Kiss Me, I'm Irish

March 17th, better known as St. Patrick’s Day, can be linked to green beer, cupcakes, pancakes, themed clothing and even leprechaun spotting.  But where does the festive day originate from that so many people have come to now celebrate? 

According to History, March 17th observes the death of St. Patrick, the patron saint of Ireland. It originally represented a religious feast day, being a holiday for over 1000 years now in Ireland. The tradition was that of attending church in the morning, and indulging on a feast in the afternoon. The Lenten tradition of not eating meat would be waived, and patrons would partake in Irish traditions including dancing, music and the Irish favourite of bacon & cabbage.  

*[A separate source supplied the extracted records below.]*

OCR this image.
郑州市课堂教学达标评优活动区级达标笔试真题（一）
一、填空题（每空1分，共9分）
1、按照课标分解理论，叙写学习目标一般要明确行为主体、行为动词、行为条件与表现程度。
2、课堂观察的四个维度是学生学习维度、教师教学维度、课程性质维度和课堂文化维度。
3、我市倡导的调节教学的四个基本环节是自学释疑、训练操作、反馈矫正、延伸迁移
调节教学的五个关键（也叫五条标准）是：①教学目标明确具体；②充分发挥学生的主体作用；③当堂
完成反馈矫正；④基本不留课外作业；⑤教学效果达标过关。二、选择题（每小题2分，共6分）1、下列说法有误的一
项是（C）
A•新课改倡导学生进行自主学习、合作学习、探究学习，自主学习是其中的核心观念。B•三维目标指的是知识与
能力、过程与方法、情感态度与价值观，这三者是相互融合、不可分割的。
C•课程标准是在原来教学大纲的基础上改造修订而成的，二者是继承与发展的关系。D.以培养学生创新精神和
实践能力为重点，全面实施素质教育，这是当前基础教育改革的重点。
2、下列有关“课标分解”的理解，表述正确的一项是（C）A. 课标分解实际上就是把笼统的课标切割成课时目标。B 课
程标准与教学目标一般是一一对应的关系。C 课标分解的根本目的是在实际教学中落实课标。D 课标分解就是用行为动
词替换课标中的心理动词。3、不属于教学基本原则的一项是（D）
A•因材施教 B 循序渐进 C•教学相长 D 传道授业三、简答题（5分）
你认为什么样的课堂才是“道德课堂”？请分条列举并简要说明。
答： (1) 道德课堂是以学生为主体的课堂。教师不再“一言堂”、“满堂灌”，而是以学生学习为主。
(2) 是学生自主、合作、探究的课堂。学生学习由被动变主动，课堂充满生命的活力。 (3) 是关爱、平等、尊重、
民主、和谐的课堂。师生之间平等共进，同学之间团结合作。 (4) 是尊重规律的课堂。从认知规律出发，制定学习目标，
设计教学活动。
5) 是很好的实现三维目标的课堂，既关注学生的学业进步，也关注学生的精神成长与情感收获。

The spirit of embracing the festivities has spread over time from the Irish specifically to those of all cultures – a lot of which had to do with migrations that took place over the years. Though the tradition of food, dancing and beverages has lived on, many can admit to foregoing the church-visits in the morning. It has been recorded that hundreds of St. Patrick’s Day parades are held across North America to mark the occasion – New York City & Boston specifically are the largest in the USA; with Chicago even dying the river green to mark the occasion. In Canada, Toronto & Montreal throw quite a few parties themselves.  

Guinness sponsors St. Paddy’s Day (better known as SPD), the largest St. Patrick’s Day party in Toronto – taking place Saturday, March 18. Purchasing a $15-30 ticket will get you access to live bands, fiddlers & Irish dancers; DJ’s, outdoor patios & interactive games; pancake breakfast & other food options; photo booths, face painters and balloon artists as well. Note that this is a 19+ event as multiple bar spaces are located throughout the venue. Interested in attending? Click here for more details. 

Though numerous pubs and restaurants will be celebrating St. Patrick’s Day in Montreal as well, they are better known for the parade that they host along Saint Catherine street from du Fort to Place Phillips. It has been consecutively produced for 194 years, adding to the Irish Season that they run. Crowds of up to 750,000 people have been known to gather to view the hundreds of floats and groups making up the spectacle. The parade and other Irish Season events are also being linked back to Montreal’s 375th celebrations, with a few extra activities and events added. Learn more about the history and upcoming events here.   

Whether you’re celebrating because you’re Irish by blood, you’ve deemed yourself Irish for the day, or just to relax on a Friday – please drink responsibly! Don’t forget to keep an eye out for those leprechauns and four leaf clovers… apparently, they’re good luck.